1859-1931

Nominated in: 1986
Nominated by: Lyman Smith
Smith, Robert Klock

Robert Klock Smith was born in Carp, Ontario 1859. When his father died, he, at age thirteen, moved to Aylmer, Quebec to work in his uncle’s lumber mill. He was bookkeeper and telegrapher, becoming fluent in the French language.

In 1882, he came to Winnipeg, on to Brandon, then to the Maskawata district, filing on a CPR quarter. He worked in the woods at Rainy River and Portage la Prairie to finance the building of a house. In 1889, he married Margaret Smith from the Ryerson district. They raised a family of five boys and two girls. In politics, RK was a Liberal. In 1903, he was one of thirteen farmers in the West selected by Immigration Minister, Clifford Sifton, to travel to Britain to encourage immigration. He returned to his farm where he lived out his life.

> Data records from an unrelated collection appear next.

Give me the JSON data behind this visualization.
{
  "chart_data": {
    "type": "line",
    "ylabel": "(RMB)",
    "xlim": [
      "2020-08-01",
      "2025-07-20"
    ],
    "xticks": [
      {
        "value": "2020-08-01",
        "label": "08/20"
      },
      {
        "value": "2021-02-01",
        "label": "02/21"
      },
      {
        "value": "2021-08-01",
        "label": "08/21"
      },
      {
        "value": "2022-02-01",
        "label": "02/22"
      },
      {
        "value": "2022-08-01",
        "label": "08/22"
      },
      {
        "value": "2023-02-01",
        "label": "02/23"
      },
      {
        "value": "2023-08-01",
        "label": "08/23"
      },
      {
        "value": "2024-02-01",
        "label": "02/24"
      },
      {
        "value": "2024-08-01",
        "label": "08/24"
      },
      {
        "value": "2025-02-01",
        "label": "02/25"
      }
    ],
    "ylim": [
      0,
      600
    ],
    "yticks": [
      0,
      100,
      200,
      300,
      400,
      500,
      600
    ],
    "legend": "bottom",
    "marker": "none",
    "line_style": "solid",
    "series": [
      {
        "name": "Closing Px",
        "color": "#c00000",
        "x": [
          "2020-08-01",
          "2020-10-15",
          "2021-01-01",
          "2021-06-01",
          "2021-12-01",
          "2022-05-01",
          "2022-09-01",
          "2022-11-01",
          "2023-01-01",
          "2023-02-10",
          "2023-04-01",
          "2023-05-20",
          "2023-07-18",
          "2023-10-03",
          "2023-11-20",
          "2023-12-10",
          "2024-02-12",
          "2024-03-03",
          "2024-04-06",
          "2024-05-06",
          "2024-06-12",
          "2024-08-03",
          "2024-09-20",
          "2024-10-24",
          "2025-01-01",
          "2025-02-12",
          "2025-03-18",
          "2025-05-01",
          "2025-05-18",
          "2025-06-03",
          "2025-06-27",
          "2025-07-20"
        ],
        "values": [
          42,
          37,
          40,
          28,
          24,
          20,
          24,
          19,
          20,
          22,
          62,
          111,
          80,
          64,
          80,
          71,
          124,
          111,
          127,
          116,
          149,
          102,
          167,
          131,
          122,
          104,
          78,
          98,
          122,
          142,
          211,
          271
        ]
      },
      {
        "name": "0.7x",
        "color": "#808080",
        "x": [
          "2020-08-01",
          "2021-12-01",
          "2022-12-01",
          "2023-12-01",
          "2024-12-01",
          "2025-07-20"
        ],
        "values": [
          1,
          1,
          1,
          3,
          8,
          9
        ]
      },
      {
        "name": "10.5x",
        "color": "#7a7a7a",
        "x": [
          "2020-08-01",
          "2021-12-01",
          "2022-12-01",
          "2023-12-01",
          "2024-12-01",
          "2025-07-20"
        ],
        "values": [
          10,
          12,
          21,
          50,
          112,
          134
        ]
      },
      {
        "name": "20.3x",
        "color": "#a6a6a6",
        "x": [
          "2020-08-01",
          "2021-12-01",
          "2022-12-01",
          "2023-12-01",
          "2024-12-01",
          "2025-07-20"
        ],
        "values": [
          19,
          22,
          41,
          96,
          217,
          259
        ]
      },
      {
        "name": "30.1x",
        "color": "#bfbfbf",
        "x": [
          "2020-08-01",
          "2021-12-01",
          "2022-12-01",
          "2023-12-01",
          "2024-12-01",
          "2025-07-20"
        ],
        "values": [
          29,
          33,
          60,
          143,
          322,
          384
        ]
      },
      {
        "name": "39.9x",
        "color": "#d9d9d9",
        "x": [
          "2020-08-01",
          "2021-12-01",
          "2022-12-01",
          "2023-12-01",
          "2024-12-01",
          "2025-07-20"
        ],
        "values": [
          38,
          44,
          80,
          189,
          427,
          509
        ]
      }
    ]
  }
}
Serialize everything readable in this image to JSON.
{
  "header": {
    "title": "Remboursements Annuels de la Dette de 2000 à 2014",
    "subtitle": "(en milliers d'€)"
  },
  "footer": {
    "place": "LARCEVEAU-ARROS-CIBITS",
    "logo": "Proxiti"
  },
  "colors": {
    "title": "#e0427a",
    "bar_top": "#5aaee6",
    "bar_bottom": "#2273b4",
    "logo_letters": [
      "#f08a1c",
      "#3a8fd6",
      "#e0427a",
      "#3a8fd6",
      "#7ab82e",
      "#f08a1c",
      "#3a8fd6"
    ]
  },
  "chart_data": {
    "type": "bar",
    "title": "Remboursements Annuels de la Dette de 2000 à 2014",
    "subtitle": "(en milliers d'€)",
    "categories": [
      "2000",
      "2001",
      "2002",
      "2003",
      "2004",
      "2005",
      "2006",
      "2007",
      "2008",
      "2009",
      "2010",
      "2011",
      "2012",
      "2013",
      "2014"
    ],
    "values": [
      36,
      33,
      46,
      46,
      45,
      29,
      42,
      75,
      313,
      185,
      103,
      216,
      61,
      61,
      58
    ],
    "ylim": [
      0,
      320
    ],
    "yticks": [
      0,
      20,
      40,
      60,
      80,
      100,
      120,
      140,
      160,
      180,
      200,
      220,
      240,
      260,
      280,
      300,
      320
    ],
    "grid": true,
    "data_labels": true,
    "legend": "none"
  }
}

Mr. Smith had one of the first horsepower driven threshing outfits, later acquiring two steam machines and went about the area from Souris to Harding, harvesting crops. He had the first gas engine in the district, also used for threshing. R.K. Smith was instrumental in forming the Oak Lake Agricultural Society and served as secretary for many years; was chairman of the local School Board; assisted in building Ryerson Methodist (United) Church. His well-kept diaries on weather, politics, and farm life run from the mid 1880’s to 1931.

Mr. Smith was known for his fairness in business dealings, a leader in the community. He was indeed, influential in the bettering of community life in the rural area.